Dieren zien de objecten om hen heen omdat het licht dat in het oog valt het netvlies irriteert. Deze irritaties worden via de vezels van de oogzenuw rechtstreeks naar de hersenen overgebracht, waar ze worden omgezet in een beeld. Als er helemaal geen licht in de kamer is, dat wil zeggen, het is pikdonker, zal de kat, in tegenstelling tot wat vaak wordt gedacht, geen objecten kunnen onderscheiden, omdat er geen licht in de ogen komt. Dus in volledige duisternis zien alle dieren en mensen even slecht.
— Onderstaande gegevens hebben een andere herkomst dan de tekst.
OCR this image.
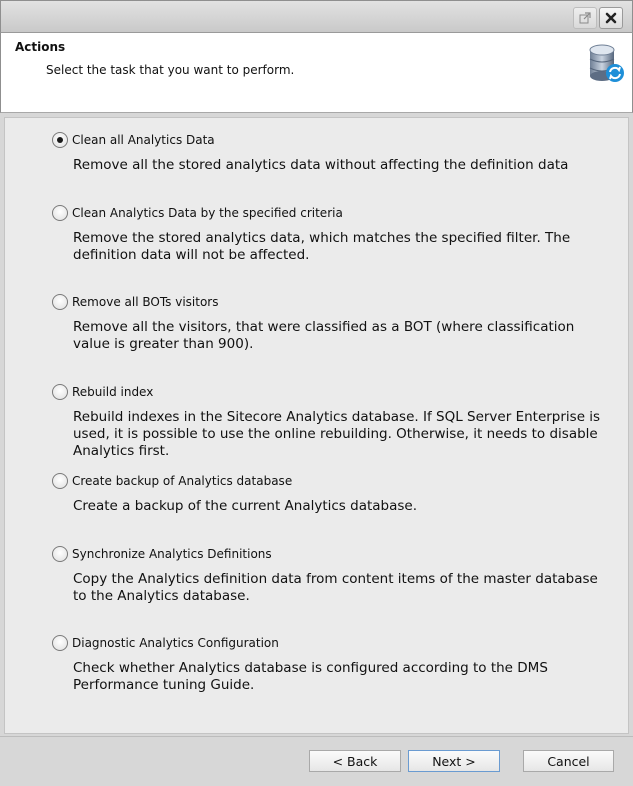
Actions
Select the task that you want to perform.
Clean all Analytics Data
Remove all the stored analytics data without affecting the definition data
Clean Analytics Data by the specified criteria
Remove the stored analytics data, which matches the specified filter. The definition data will not be affected.
Remove all BOTs visitors
Remove all the visitors, that were classified as a BOT (where classification value is greater than 900).
Rebuild index
Rebuild indexes in the Sitecore Analytics database. If SQL Server Enterprise is used, it is possible to use the online rebuilding. Otherwise, it needs to disable Analytics first.
Create backup of Analytics database
Create a backup of the current Analytics database.
Synchronize Analytics Definitions
Copy the Analytics definition data from content items of the master database to the Analytics database.
Diagnostic Analytics Configuration
Check whether Analytics database is configured according to the DMS Performance tuning Guide.
< Back	Next >	Cancel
In de schemering, soms absoluut ondoordringbaar voor mensen, zijn katten echter veel beter georiënteerd in de ruimte, vooral als ze in beweging zijn. Er zijn drie redenen voor dit fenomeen.
De verhouding van staafjes tot kegeltjes
In het netvlies zijn er twee soorten zenuwuiteinden - kegels en staafjes, waarvan de namen overeenkomen met hun vorm. Kegels reageren het sterkst op fel licht; ze zijn verantwoordelijk voor het zien van kleuren en de waarneming van fijne details door het oog. Staafjes reageren het beste op licht met een lage intensiteit en kunnen geen harde beelden reproduceren. Het is dus de werking van de staafjes die het schemerzicht bepaalt. De verhouding van staafjes tot kegeltjes bij mensen is slechts 4: 1, terwijl het bij katten 25: 1 is. Zoals je ziet is het verschil voelbaar.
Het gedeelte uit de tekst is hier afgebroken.